1 Data Acquisition

The data set used in this project is Kaggle ML and Data Science Survey 2017. I downloaded the multiple choice item survey results in csv format and placed it in a GitHub repo (https://github.com/keshaws/CUNY_MSDS_2020/tree/master/DATA607)

Importing Multiple Choice data

surverydata_link<-"https://raw.githubusercontent.com/keshaws/CUNY_MSDS_2020/master/DATA607/multipleChoiceResponses.csv"
surverydata_df<-read_csv (surverydata_link)
survey.data <- surverydata_df
#lets create a unique ID variable 
surverydata_df$id <- seq.int(nrow(surverydata_df))
dim(surverydata_df)
## [1] 16716   229


2 Research Question

Which are the most values data science skills?

2.1 Understanding Features

Let’s start gaining some insignts by exploring demographics features of the dataset

survey.demographics <- survey.data%>%
  select(GenderSelect,Country,Age,EmploymentStatus) %>%
  filter(Country!='NA',trimws(Country)!='',Age!='NA',trimws(GenderSelect) %in% c('Male','Female'))

survey.dem.age.plot <- survey.demographics %>%
    group_by(Age,GenderSelect) %>%
    summarise(count=n()) %>%
    arrange(desc(count))

survey.dem.plot <- survey.demographics %>%
  group_by(Age,Country,GenderSelect,EmploymentStatus) %>%
  summarise(count=n()) %>%
  arrange(desc(count))
survey.dem.gen.plot <- survey.demographics %>%
    group_by(GenderSelect) %>%
    summarise(count=n()) %>%
    arrange(desc(count))
head(survey.dem.gen.plot)
## # A tibble: 2 x 2
##   GenderSelect count
##   <chr>        <int>
## 1 Male         13416
## 2 Female        2708

Tidying the dataset and finding the percentile for each gender group

survey.dem.tidy <- survey.dem.gen.plot %>%
    spread(GenderSelect,'count')
head(survey.dem.tidy)
## # A tibble: 1 x 2
##   Female  Male
##    <int> <int>
## 1   2708 13416
gender_percentile <- mutate(survey.dem.tidy,male_percent=round((Male/(Female+Male)*100),2),
                            female_percent=round((Female/(Female+Male))*100,2))
kable(gender_percentile)
Female Male male_percent female_percent
2708 13416 83.21 16.79

There are 16716 survey respondents and we could see that there is a huge gender gap in the given dataset with over 83% are male and female makes up only ~17% of total. Also, most of respondents are full time employed followed by people who are not employed but looking for work.

3 EDA

Let’s take a look at data science activity attributes: TimeGatheringData,TimeModelBuilding,TimeProduction,,TimeVisualizing, ,TimeFindingInsights.

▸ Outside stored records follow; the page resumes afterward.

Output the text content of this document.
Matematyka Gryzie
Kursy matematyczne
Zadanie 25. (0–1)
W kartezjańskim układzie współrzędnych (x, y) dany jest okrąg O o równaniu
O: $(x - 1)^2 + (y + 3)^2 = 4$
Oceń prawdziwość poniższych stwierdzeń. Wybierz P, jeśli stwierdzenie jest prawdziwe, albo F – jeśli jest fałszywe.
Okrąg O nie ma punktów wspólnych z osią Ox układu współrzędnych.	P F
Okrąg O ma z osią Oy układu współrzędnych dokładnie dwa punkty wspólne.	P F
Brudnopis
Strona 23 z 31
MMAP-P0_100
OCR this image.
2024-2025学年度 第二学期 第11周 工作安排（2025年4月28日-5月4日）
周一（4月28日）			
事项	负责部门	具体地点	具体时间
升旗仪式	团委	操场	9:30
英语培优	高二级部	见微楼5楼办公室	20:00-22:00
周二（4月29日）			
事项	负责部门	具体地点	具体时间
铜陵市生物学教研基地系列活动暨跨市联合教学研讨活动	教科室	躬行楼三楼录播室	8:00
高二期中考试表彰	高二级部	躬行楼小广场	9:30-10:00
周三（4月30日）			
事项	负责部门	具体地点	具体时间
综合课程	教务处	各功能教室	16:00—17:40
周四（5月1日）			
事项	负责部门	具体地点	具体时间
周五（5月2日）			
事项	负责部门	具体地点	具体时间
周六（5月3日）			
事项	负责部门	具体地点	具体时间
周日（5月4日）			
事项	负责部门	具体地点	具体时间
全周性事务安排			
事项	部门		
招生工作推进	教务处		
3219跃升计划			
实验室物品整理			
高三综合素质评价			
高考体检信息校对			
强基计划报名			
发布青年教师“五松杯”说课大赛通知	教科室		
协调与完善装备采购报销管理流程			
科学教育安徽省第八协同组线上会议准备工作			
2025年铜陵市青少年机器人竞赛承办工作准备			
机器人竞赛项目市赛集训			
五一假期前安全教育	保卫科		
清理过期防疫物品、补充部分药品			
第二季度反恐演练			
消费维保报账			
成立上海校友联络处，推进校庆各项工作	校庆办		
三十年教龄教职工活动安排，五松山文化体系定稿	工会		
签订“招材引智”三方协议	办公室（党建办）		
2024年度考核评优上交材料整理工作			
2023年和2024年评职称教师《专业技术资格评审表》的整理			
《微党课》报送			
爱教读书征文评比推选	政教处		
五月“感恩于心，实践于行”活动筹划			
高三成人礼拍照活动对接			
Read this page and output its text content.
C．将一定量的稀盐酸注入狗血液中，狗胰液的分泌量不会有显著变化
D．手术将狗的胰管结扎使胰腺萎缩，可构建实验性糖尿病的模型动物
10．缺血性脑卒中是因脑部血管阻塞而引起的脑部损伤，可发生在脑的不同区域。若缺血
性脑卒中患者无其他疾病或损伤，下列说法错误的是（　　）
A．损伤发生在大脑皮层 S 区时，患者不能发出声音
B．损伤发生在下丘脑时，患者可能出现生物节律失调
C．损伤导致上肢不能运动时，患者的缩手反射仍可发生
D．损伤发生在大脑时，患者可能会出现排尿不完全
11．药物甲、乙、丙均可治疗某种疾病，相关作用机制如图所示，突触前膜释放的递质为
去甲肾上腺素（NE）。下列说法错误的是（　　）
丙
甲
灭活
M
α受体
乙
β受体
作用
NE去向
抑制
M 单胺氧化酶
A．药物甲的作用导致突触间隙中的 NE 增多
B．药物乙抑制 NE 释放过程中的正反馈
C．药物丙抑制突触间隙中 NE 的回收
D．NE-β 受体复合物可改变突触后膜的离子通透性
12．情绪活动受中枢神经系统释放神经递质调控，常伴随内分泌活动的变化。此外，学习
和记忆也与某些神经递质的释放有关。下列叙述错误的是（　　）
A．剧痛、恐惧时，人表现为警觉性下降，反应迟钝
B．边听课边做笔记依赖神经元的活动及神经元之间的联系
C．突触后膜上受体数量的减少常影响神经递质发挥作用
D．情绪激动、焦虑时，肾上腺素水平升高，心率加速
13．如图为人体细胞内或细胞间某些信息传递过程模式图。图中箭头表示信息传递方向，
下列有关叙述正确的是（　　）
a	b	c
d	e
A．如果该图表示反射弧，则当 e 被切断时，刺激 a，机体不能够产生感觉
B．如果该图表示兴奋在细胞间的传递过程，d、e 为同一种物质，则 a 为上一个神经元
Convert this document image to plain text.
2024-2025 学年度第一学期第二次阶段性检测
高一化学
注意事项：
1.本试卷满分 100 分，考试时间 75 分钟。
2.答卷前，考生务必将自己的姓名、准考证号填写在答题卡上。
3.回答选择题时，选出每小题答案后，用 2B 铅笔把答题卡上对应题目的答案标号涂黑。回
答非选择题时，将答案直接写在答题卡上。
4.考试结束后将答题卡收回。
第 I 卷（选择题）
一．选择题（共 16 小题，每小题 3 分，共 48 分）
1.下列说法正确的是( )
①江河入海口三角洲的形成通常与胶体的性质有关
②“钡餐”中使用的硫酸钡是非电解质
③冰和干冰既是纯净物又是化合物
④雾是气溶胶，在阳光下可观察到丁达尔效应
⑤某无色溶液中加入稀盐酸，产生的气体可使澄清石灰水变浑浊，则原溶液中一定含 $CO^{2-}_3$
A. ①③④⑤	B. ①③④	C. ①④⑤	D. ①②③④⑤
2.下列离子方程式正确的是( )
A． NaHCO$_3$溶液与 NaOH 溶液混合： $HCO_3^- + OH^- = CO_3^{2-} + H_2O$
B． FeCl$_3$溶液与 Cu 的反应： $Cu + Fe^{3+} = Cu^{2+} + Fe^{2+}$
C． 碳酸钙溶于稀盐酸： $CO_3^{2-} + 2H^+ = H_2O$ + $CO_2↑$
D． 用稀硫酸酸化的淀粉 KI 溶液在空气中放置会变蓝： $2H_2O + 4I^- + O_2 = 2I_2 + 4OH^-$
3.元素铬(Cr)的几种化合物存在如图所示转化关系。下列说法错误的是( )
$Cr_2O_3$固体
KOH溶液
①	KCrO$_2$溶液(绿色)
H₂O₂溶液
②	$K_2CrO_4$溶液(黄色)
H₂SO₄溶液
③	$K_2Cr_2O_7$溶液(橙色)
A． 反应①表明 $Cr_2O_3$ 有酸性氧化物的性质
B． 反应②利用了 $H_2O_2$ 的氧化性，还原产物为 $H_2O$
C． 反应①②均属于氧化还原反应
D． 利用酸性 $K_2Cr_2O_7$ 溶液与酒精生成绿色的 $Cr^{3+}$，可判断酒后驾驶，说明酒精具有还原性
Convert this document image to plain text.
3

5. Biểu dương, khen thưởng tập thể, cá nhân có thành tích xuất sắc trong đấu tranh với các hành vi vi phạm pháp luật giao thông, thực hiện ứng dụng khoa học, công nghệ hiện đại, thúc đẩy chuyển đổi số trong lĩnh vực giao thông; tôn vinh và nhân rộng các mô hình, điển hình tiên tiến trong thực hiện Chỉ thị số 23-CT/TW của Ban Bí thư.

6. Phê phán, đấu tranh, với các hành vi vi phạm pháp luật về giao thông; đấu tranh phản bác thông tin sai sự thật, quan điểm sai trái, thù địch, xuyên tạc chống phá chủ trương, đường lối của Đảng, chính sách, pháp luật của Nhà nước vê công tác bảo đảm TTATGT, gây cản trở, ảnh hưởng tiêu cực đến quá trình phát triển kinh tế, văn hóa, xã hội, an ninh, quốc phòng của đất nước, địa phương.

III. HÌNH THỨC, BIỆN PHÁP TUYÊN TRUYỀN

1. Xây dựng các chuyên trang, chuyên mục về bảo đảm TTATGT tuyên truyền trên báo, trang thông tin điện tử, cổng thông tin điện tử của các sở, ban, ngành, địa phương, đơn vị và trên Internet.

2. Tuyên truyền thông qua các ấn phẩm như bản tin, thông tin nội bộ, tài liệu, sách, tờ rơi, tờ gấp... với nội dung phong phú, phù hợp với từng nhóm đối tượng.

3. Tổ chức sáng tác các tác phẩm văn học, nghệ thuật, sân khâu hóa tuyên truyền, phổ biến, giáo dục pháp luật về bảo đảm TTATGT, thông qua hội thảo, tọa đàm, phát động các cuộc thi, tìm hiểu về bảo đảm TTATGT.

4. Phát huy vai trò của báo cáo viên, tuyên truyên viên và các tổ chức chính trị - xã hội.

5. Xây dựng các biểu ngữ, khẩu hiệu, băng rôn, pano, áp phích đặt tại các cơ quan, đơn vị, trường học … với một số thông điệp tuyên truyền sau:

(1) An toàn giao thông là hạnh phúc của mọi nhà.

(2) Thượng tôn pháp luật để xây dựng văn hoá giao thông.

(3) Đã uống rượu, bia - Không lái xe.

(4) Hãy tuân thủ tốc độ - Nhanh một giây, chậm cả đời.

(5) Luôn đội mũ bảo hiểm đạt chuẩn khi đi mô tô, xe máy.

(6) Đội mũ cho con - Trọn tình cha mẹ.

3.1 Data Science Activities

The US reponsdents data analysis show that gathering data is the main activitiy with higest time consumption 37.75%. The model building ranks 2nd, 19.23%, followed by time spent in finding insights and data visualization. Only 10.22% of total appears to be taken by prodcution activities.

DSActivity mean_precent
TimeGatheringData 37.81491
TimeModelBuilding 19.23414
TimeFindingInsights 14.48332
TimeVisualizing 13.72629
TimeProduction 10.22008

3.2 Learning platform

lid Country EmploymentStatus LPlatform LP_count LearningPlatform
1 United States Not employed, but looking for work LearningPlatformUsefulnessKaggle Somewhat useful Kaggle
3 United States Independent contractor, freelancer, or self-employed LearningPlatformUsefulnessBlogs Very useful Blogs
3 United States Independent contractor, freelancer, or self-employed LearningPlatformUsefulnessCollege Very useful College
3 United States Independent contractor, freelancer, or self-employed LearningPlatformUsefulnessConferences Very useful Conferences
3 United States Independent contractor, freelancer, or self-employed LearningPlatformUsefulnessFriends Very useful Friends
3 United States Independent contractor, freelancer, or self-employed LearningPlatformUsefulnessDocumentation Very useful Documentation

The survery reespondents used different learning platform and it appears that learners mostly benefited from personal projects as majority of resonse indicate it very useful. Online courses appears to be 2nd very useful only to be followed by StackOverflow and Kaggle. Blogs,textbooks and college also appear to be very userful whereas newsletters, podcasts and tradebook rank low.